Gwen knows that her clients will search for a "French translator" or "French translation" and possibly add "IT" to their search query. She didn't pad or stuff her headline with loads of keywords. Instead, she used the most effective ones and made a statement that really speaks to the heart of the client by using words like "trusted" and "partner".

Use headlines like these throughout your site whenever you can. Not only do they help drive web traffic, but they also have a visual and emotional impact for your site visitors.

3. Start a blog.

You knew I was going to suggest this, right? I can't stress enough how much traffic a blog can drive to a website. Of all the pages on my website, the blog is what sees the most traffic in terms of page views. A blog is a huge traffic driver because you can update it often, show your expertise and professionalism, allow clients to get to know you better and stand apart from others who offer similar services.

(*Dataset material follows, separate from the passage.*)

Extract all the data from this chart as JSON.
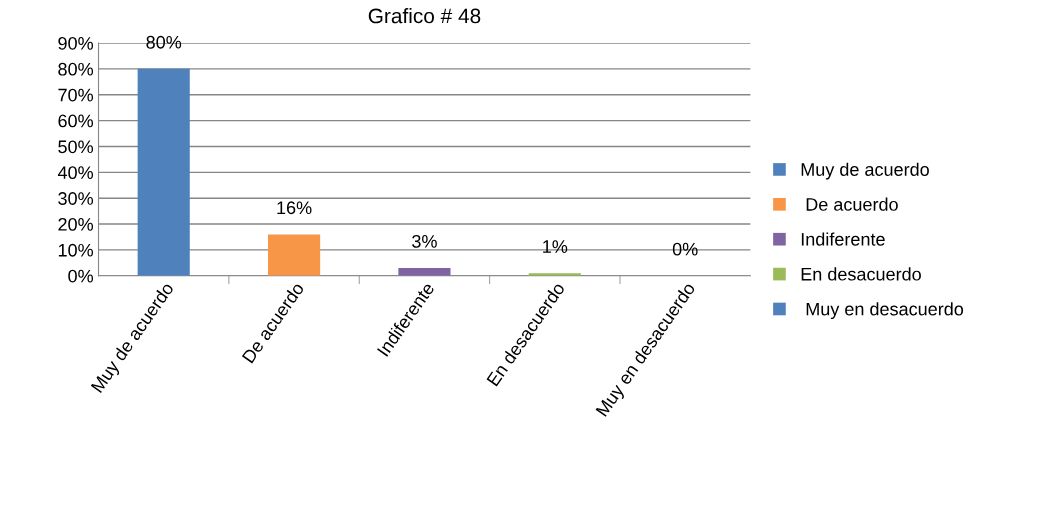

Why does this fall under an "easy" way to drive more traffic? Well, because writing and maintaining a blog is not as much work as you really think. It's truly a matter of making a plan and getting started.

For more help with how to do this, check out Why Your Translation Business Needs a Blog and How to Plan and Maintain a Blog That Speaks to Your Ideal Clients and Promotes Your Business.

The first two tips I shared will take very little time to implement. All three will drive traffic to your site, and while the third may take more planning and follow-through, it is probably the most effective way to drive traffic to your site over time.

Have you already given any of these a try? How do you take steps to drive more traffic to your website?